Resilience is a response to physical, emotional, or cognitive trauma. And to embrace resiliency as a core competency in humanity is to miss the entire point of life. If we’re demonstrating empathy and kindness, we head off the need for all those people to be so “resilient.”
Instead of praising individuals or our workforce for their resilience, the natural step is to ask: Why did they have to be resilient in the first place? What role do I play in ensuring that the trauma stops here and now?
If you work in human resources, that means assuming responsibility for preventing catastrophic failures in the first place. Don’t ask your workforce to be “resilient.” Please give them the gift of being able to perform their jobs without trauma. Hire enough workers so overtime isn’t status quo. Create family leave policies that make sure people can eat and care for their sick parents. Pay people so they don’t have to choose between housing and high-quality food.
Don’t know where to start? You can do a premortem for employee-based scenarios and ask questions like, “What will go wrong?”
Then fix whatever can go wrong. If the workforce is forced to be resilient, let it be for new mistakes and not the same old reasons like budget, internal politics, or miscommunication.
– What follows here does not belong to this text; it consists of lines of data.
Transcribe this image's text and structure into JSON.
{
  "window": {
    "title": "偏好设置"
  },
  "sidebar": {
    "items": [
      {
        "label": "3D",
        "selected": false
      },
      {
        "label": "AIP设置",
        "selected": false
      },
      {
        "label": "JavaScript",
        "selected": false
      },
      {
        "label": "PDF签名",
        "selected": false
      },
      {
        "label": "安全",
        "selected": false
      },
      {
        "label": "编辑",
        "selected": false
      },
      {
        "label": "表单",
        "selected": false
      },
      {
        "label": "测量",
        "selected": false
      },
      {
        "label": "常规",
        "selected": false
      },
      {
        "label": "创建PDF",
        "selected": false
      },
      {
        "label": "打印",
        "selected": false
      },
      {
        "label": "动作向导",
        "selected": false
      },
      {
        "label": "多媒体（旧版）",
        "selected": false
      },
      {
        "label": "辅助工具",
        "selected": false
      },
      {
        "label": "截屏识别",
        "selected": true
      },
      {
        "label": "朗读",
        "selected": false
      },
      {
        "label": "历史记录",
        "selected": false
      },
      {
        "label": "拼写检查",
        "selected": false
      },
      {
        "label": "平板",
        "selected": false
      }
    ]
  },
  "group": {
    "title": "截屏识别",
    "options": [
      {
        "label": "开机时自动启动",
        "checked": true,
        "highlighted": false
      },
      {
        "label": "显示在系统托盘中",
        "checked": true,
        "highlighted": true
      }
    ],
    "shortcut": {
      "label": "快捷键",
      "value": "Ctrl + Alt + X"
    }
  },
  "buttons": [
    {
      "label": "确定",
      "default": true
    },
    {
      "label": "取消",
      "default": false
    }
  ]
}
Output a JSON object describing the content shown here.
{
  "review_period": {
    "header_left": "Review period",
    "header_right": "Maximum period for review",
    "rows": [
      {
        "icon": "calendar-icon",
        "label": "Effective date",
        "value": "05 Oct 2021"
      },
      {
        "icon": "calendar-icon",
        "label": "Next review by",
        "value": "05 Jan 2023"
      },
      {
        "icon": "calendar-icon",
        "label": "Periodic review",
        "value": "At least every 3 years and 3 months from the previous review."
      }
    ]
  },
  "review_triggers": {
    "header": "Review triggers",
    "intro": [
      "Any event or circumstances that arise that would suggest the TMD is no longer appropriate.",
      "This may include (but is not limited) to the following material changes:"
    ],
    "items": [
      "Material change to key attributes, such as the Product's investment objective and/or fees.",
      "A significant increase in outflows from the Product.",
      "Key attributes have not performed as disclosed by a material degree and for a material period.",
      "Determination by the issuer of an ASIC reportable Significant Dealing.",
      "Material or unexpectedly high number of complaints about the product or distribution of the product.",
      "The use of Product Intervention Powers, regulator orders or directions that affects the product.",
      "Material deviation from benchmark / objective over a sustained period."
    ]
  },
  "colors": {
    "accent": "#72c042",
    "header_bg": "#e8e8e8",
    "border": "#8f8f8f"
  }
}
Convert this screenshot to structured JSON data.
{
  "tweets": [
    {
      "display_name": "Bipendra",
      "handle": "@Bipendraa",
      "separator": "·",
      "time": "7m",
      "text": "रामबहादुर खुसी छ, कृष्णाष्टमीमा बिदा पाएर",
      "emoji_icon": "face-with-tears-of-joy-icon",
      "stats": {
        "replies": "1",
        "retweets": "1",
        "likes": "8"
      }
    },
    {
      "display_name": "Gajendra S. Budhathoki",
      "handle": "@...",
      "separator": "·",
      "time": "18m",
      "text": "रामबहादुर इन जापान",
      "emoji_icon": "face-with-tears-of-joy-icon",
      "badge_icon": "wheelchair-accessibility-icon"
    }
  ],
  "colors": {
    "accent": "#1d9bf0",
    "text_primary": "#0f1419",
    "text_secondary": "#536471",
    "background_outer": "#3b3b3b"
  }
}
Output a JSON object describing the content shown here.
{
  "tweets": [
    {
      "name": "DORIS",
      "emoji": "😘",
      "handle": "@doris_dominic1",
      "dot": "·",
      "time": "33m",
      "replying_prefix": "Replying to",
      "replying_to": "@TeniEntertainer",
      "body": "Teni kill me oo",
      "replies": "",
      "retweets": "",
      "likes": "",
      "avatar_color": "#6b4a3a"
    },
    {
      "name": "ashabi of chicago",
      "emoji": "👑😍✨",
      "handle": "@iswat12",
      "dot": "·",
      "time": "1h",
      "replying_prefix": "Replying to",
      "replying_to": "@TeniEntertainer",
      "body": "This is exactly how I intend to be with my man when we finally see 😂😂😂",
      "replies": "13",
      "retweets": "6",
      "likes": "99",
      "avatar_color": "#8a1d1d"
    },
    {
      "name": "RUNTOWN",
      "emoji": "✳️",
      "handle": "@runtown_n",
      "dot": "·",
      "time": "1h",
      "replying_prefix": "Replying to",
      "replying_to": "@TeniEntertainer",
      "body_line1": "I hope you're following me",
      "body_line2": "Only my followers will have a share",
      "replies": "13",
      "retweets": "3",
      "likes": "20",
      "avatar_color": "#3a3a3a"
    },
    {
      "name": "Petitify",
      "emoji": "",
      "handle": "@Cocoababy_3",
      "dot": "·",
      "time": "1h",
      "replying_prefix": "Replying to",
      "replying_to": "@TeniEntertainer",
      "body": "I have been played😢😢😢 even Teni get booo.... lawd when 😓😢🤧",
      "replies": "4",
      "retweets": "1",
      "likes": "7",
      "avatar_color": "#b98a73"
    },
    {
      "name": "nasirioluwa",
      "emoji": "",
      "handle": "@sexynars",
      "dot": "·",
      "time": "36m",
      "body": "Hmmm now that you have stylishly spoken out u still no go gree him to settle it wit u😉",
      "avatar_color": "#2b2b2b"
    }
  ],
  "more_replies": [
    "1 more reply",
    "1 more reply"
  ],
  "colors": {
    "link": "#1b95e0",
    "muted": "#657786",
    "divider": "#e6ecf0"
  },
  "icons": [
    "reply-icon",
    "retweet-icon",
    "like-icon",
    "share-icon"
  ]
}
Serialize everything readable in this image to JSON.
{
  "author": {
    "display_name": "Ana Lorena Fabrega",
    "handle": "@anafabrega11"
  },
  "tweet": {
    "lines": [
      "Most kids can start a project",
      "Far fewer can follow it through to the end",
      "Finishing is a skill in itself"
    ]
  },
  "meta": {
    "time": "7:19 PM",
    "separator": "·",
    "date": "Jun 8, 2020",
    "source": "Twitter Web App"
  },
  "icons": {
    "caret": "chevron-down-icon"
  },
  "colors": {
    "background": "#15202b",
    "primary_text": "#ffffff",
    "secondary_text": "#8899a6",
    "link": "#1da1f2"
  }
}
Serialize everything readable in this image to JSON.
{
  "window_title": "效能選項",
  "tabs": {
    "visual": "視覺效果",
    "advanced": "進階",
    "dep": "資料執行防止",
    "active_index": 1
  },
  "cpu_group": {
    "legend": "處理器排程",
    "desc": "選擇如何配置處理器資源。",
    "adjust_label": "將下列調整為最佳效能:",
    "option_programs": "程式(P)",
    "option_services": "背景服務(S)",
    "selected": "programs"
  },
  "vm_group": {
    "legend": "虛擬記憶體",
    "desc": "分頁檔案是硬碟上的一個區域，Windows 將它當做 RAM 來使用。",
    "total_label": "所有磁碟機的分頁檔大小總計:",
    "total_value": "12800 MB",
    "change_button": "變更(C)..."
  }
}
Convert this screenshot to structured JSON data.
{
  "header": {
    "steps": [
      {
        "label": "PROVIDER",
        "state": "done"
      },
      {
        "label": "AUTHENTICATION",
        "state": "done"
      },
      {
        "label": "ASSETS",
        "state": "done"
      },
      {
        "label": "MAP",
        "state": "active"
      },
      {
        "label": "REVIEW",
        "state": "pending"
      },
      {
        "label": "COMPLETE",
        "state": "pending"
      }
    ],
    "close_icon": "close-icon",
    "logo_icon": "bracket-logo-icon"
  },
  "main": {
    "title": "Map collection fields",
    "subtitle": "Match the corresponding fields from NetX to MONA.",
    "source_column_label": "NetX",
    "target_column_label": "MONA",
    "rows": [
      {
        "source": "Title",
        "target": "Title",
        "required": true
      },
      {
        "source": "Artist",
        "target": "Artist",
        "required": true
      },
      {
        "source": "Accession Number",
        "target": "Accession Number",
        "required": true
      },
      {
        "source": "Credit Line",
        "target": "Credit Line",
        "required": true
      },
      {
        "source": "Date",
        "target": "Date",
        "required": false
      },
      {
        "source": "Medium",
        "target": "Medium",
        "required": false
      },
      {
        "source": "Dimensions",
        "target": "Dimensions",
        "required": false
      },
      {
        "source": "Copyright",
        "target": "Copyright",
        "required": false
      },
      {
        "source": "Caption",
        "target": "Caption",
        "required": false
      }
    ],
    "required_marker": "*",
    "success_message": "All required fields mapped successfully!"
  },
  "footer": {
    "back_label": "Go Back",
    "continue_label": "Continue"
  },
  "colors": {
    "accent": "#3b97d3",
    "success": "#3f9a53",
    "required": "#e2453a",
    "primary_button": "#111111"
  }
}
And stop praising hardworking folks for being resilient — it’s like praising someone for being hit by a bus. Sure, it’s terrific they survived the experience. But how could the accident have been prevented? And how do we make sure others aren’t killed in the future?
On an individual level, the quest for resilience can take a toxic turn. Yes, we are all self-leaders and individually responsible for how we show up in the world. Of course, adulthood is challenging. But the work comes internally by exploring the source of trauma, absolving yourself for the failure of others who let you down, and addressing the wound by being of service to others.
You can’t train for resilience. You can’t buy it. And the more you seek it, the more it will elude you. That’s the paradox of resiliency.
Congratulations. You’re Already Resilient.
If you survived a difficult period of your life — childhood, an abusive relationship, COVID-19 — you’re resilient. You don’t need an organizational psychologist, workplace guru, or leadership consultant to validate your experience. If you live and breathe, you’re a badass survivor who is ready to tackle another day. Congratulations.
Resilience is one of those buzzwords, like “pivot” and “unprecedented,” that can’t die off soon enough. Let’s honor our inner strength from 2020 and pay homage to our past selves by ensuring others don’t endure the same past heartaches and difficulties that got us here in the first place. In that way, the era of resiliency is over.